Pop patriótico faz grupo feminino virar fenômeno na Coreia do Norte

Macarena Vidal Liy

Em Pyongyang (Coreia do Norte)

  • Wong Maye-E/AP

    Show do Moranbong, o grupo preferido do ditador norte-coreano Kim Jong-un

    Show do Moranbong, o grupo preferido do ditador norte-coreano Kim Jong-un

Grupo estrela do regime da Coreia do Norte dá show no 70º aniversário do Partido dos Trabalhadores

"É o aniversário de nossa mãe, o Partido dos Trabalhadores", diz o letreiro luminoso que domina o palco. Cerca de 15 mil pessoas que formam a "toda Pyongyang" já aguardam nos assentos do ginásio polidesportivo Ryugyong, em seus uniformes militares ou roupas mais formais. Uma centena de soldados do coro militar norte-coreano estão alinhados no palco. Atrás deles, uma tela gigante mostra imagens de lançamentos de mísseis. Um grupo de garotas com roupas exatamente iguais segura seus instrumentos. Vai começar o show do Moranbong, o grupo musical mais popular da Coreia do Norte.

"Partido dos Trabalhadores, você é minha mãe, canto-o do mais profundo de meu coração", diz a primeira estrofe da canção "Longa Vida ao Partido dos Trabalhadores", composta especialmente para a comemoração, neste fim de semana, do 70º aniversário da formação política que chefia o regime.
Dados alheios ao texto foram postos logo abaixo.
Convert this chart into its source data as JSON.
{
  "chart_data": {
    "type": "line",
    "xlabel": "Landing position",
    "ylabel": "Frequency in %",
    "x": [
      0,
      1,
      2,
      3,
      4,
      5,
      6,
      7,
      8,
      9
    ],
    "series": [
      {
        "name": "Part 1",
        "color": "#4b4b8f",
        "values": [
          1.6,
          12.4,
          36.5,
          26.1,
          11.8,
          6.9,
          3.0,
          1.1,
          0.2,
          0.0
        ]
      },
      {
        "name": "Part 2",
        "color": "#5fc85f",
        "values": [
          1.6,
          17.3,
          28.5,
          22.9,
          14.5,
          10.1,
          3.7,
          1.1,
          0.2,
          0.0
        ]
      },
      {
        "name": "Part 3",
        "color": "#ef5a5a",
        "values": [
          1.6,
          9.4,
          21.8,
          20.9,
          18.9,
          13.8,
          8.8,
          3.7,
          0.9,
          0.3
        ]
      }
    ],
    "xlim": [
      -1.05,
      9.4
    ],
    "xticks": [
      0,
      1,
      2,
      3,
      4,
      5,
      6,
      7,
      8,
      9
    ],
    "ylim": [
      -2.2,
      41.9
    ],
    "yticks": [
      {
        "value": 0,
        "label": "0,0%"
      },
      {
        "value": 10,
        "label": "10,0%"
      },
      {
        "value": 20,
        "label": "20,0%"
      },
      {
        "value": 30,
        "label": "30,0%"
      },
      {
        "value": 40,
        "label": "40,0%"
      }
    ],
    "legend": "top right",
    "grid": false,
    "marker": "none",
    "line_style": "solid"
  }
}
Será seguida de outros grandes sucessos do pop norte-coreano, como "Minha Pátria, Cheia de Esperança", ou "Pensamos no Marechal (Kim Jong-un) Dia e Noite".

Não é exatamente o Pussy Riot, mas o Moranbong é um verdadeiro fenômeno social na Coreia do Norte. É o grupo preferido de Kim Jong-un, e portanto de todo o país desde que surgiu, em 2012. Conseguir uma entrada para seus shows em Pyongyang é mais complicado do que conseguir um bilhete para ver Lady Gaga em Nova York. É formado por cerca de 20 garotas, com esmerada educação musical e escolhidas - dizem - pelo próprio líder supremo.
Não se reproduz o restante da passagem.